In my field of study, it is well-established that there is a linear relationship between two variables -log10(x) and y.
I made the following scatterplot in R, with the code:
plot(-log10(LDR2EUR$V5),LDR2EUR$V6,ylab="r2 to rs13169313", xlab="log10(association p-value)",col=ifelse(LDR2EUR$V6==1,'purple',LDR2EUR$V7), pch=20)
and I then attempted to add a regression line via:
abline(lm(LDR2EUR$V6~-log10(LDR2EUR$V5)))
However, the line does not fit the data like a best fit line should.

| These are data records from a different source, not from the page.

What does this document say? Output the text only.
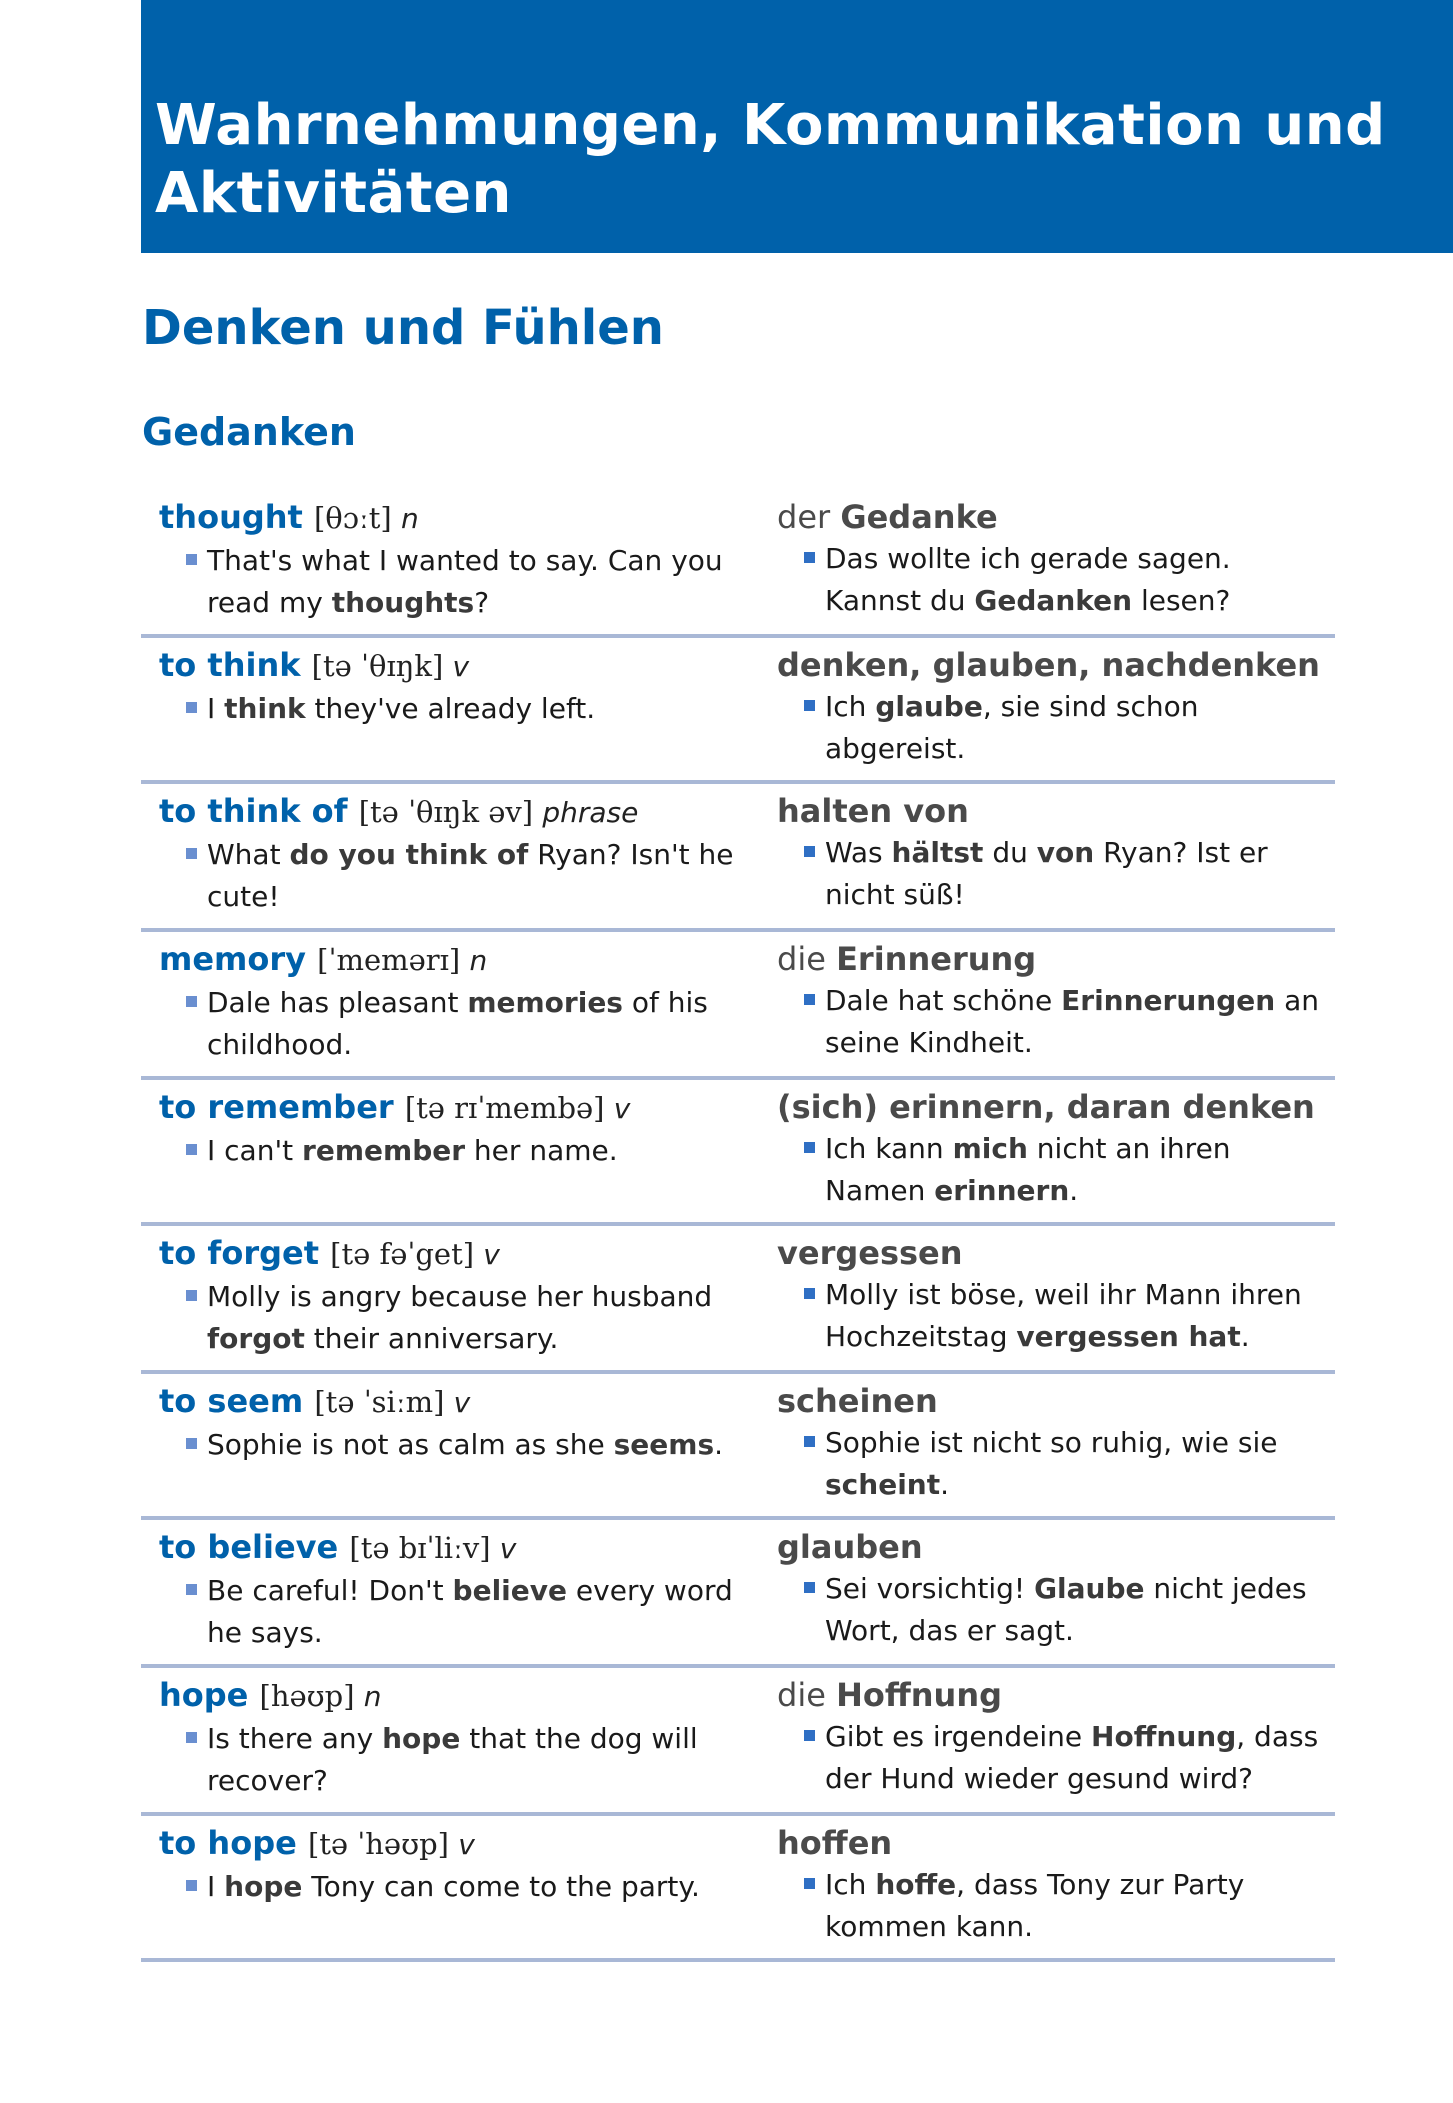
Wahrnehmungen, Kommunikation und Aktivitäten
Denken und Fühlen
Gedanken
thought [θɔːt] n
That's what I wanted to say. Can you read my thoughts?
der Gedanke
Das wollte ich gerade sagen. Kannst du Gedanken lesen?
to think [tə ˈθɪŋk] v
I think they've already left.
denken, glauben, nachdenken
Ich glaube, sie sind schon abgereist.
to think of [tə ˈθɪŋk əv] phrase
What do you think of Ryan? Isn't he cute!
halten von
Was hältst du von Ryan? Ist er nicht süß!
memory [ˈmemərɪ] n
Dale has pleasant memories of his childhood.
die Erinnerung
Dale hat schöne Erinnerungen an seine Kindheit.
to remember [tə rɪˈmembə] v
I can't remember her name.
(sich) erinnern, daran denken
Ich kann mich nicht an ihren Namen erinnern.
to forget [tə fəˈget] v
Molly is angry because her husband forgot their anniversary.
vergessen
Molly ist böse, weil ihr Mann ihren Hochzeitstag vergessen hat.
to seem [tə ˈsiːm] v
Sophie is not as calm as she seems.
scheinen
Sophie ist nicht so ruhig, wie sie scheint.
to believe [tə bɪˈliːv] v
Be careful! Don't believe every word he says.
glauben
Sei vorsichtig! Glaube nicht jedes Wort, das er sagt.
hope [həʊp] n
Is there any hope that the dog will recover?
die Hoffnung
Gibt es irgendeine Hoffnung, dass der Hund wieder gesund wird?
to hope [tə ˈhəʊp] v
I hope Tony can come to the party.
hoffen
Ich hoffe, dass Tony zur Party kommen kann.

I am wondering if the poor line fit may have to do with the -log10?
Since
cor(LDR2$V6,-log10(LDR2$V5))
returns 0.9776906 it seems to me that a horizontal line should not result, but rather a line similar to the line y=x.
Any guidance would be much appreciated.
It's a formula problem and nothing to do with log10 but rather because of how "-"
-signs are interpreted in formula expressions:
lm(LDR2EUR$V6 ~ -log10(LDR2EUR$V5)
.... does not regress V6 against negative V5 but rather removes V5 from consideration. (You ended up plotting a line at the mean of V6. Try instead:
abline( lm( LDR2EUR$V6 ~ I(-log10(LDR2EUR$V5) ) )
It's possible that you really wanted (if theory supports a line through (0,0):
abline( lm( LDR2EUR$V6 ~ I(-log10(LDR2EUR$V5) -1 ) )
Which does also not subtract 1 from anything, but rather removes the y-intercept and forces the fit to go through the origin.